Prenant appui sur le terrain qu’il a le plus étudié – les Baruya en Nouvelle-Guinée – mais aussi des exemples plus connus de l’histoire humaine (l’Egypte et la Chine antiques, l’Empire romain), Godelier développe ces divers points dans un style simple qui vise manifestement un large public au-delà des lecteurs habituels des sciences sociales. On notera dans ces démonstrations, entre autres, des remarques très fécondes sur la sexualité comme lieu de rencontre entre le social et l’individuel, dans la tension problématique qui les oppose ; ou encore sur le rôle central du politique dans la définition des groupes sociaux, ainsi qu’une réflexion importante sur ce qui distingue la société de ses différents sous-ensembles (tribus, ethnies, communautés, familles, associations).
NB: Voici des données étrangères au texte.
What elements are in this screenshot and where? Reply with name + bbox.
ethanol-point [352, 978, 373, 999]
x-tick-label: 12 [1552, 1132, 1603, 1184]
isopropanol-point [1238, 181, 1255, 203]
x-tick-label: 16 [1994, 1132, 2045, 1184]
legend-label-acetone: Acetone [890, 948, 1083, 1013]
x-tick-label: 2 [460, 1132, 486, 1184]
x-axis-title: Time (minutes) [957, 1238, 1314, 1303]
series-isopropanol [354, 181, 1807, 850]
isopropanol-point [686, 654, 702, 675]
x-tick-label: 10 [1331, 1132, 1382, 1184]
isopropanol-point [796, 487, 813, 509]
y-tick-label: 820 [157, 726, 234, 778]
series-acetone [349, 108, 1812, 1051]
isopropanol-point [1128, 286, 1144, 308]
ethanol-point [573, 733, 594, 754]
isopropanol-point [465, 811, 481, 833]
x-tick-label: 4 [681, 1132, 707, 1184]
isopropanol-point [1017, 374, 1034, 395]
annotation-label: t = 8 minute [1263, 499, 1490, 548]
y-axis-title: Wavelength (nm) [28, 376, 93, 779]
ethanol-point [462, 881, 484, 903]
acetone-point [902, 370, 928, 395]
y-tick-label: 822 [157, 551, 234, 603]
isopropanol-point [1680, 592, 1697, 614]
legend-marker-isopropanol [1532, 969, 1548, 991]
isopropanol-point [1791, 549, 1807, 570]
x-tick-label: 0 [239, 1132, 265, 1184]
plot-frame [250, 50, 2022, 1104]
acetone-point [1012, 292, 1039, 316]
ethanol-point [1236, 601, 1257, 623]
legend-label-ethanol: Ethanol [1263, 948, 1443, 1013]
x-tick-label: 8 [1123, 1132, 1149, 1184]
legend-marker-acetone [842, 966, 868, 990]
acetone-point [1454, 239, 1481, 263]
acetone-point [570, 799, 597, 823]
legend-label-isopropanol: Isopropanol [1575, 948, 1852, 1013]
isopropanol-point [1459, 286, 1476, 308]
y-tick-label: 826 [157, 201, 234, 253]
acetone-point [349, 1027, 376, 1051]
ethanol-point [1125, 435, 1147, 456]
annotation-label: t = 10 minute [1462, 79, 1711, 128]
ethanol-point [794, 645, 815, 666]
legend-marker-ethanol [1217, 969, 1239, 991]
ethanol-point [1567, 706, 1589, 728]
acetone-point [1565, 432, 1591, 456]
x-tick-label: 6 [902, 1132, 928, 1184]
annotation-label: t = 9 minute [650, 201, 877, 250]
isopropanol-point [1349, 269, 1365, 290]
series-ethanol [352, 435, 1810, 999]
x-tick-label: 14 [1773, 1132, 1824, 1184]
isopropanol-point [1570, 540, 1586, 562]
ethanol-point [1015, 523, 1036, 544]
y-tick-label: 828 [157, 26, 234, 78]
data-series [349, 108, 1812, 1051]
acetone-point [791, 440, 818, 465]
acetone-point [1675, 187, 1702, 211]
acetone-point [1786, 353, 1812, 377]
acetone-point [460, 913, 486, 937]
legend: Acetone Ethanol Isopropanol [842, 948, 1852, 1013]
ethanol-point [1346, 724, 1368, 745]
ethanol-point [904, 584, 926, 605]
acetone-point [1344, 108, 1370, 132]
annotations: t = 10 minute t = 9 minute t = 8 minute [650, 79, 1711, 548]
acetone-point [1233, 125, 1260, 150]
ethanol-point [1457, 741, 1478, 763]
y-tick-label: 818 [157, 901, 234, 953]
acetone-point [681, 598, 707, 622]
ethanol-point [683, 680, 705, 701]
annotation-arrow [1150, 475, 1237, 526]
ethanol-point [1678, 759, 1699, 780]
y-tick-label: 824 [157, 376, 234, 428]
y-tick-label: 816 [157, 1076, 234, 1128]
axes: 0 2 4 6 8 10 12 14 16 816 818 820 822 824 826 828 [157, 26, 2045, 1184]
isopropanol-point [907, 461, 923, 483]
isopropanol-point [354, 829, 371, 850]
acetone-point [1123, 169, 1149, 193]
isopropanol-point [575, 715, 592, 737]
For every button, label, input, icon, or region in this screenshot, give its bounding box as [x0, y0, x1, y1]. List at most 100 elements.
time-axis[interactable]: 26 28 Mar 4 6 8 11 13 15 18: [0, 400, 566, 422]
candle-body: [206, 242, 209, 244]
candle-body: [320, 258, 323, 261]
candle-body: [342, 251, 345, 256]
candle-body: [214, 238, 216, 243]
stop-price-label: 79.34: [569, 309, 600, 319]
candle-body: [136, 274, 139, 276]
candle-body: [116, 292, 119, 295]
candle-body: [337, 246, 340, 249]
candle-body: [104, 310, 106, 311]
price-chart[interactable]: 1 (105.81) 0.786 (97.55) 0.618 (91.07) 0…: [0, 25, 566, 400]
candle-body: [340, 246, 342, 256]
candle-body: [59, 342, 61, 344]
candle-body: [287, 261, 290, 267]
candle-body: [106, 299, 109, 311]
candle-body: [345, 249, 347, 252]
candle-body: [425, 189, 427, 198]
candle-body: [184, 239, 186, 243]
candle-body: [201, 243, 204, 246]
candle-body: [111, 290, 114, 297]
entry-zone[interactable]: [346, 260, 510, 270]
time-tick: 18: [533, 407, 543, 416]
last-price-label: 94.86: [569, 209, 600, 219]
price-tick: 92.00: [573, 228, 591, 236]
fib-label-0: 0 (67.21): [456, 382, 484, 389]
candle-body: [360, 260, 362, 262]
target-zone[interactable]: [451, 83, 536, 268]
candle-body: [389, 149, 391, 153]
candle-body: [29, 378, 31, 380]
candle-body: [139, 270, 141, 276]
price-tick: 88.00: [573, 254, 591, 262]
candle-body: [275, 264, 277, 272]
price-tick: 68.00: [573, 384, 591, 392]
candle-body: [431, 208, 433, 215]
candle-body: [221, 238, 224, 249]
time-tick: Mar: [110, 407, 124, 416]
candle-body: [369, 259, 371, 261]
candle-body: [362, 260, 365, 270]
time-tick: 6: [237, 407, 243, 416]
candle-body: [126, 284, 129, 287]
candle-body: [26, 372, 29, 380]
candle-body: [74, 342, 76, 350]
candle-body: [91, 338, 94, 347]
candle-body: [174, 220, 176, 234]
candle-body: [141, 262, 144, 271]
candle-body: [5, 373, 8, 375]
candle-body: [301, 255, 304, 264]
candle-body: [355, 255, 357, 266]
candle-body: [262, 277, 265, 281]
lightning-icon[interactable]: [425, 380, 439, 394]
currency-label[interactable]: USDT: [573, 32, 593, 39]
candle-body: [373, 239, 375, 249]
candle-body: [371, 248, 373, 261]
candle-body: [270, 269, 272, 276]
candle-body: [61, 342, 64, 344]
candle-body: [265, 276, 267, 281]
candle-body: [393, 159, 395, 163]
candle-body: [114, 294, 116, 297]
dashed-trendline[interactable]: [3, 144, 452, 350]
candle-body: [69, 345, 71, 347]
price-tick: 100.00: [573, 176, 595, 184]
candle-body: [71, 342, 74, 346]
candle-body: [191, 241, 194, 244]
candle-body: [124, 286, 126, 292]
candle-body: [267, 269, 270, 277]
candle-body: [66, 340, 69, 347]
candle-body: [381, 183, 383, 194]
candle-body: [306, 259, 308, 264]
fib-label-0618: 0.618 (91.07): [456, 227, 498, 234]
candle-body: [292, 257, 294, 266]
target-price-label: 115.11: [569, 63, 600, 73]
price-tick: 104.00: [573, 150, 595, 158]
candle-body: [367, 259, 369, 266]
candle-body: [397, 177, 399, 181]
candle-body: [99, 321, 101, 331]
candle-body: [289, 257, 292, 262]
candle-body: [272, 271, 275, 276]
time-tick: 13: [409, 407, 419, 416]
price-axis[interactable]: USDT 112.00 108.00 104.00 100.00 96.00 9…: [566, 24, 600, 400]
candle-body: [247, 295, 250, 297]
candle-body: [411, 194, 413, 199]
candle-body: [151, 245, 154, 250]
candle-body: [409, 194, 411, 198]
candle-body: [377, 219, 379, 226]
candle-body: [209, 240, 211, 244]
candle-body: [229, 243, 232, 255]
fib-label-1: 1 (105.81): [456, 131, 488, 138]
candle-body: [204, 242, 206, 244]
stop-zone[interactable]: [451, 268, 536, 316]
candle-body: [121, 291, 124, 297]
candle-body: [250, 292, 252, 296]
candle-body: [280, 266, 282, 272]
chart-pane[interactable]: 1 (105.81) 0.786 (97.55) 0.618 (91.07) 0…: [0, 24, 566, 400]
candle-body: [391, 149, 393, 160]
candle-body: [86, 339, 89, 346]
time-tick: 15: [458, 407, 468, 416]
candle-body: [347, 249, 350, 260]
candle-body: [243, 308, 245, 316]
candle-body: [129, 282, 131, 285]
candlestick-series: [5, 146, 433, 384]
Chaque chapitre de l’ouvrage de Maurice Godelier touche du doigt une des particularités, encore largement impensée, de l’espèce humaine : non pas le fait que l’homme vive en société – comme la plupart des autres primates – mais qu’il invente sur toute la surface du globe des sociétés différentes, dont les formes ne dépendent pas directement du contexte naturel, et qui évoluent dans le temps d’une façon assez mystérieuse (pourquoi le système de parenté cognatique – qu’on trouve aujourd’hui aussi bien chez les Inuit du Canada que chez les Iban de Bornéo apparaît-il à Rome vers la fin de la République ? Pourquoi le système de parenté dravidien qui impliquait l’échange des femmes et le mariage entre cousins croisés s’efface-t-il entre le IIIe et le Ve siècle apr. J.-C pour laisser place à un système de type « soudanais » qui était aussi en vigueur chez les premiers Latins ?).

 

En mêlant impératif de réflexivité critique et foi dans la possibilité pour l’humain de comprendre ce que d’autres humains ont inventé, Maurice Godelier  parvient ainsi à soustraire sa discipline aux extrémités d’un certain nihilisme postmoderne. Il la restaure pleinement dans sa fonction narrative, qui consiste, au fond, à restituer la cohérence de systèmes imaginaires et symboliques des sociétés humaines, des systèmes toujours conçus comme fluctuant et ouverts à des apports de systèmes externes (spécialement dans le cadre de la globalisation). Cette approche de l’anthropologie et les conclusions auxquelles elle aboutit n’est pas la seule possible au sein d’un champ de recherche traversé par des débats nombreux. En outre les tenants d’une anthropologie plus naturaliste (néo-darwinienne) ne manqueront pas d’en dénoncer certains dangers (car, quoique l’ethnologie défende une conception objectiviste de la vérité, et la possibilité de l’atteindre par un débat contradictoire entre chercheurs, elle laisse une grande liberté à l’intuition subjective de l’observateur). Elle demeure cependant un outil heuristique efficace pour combattre tout autant l’ethnocentrisme que le relativisme, en développant une compréhension à la fois globale et critique du fonctionnement social de l’être humain.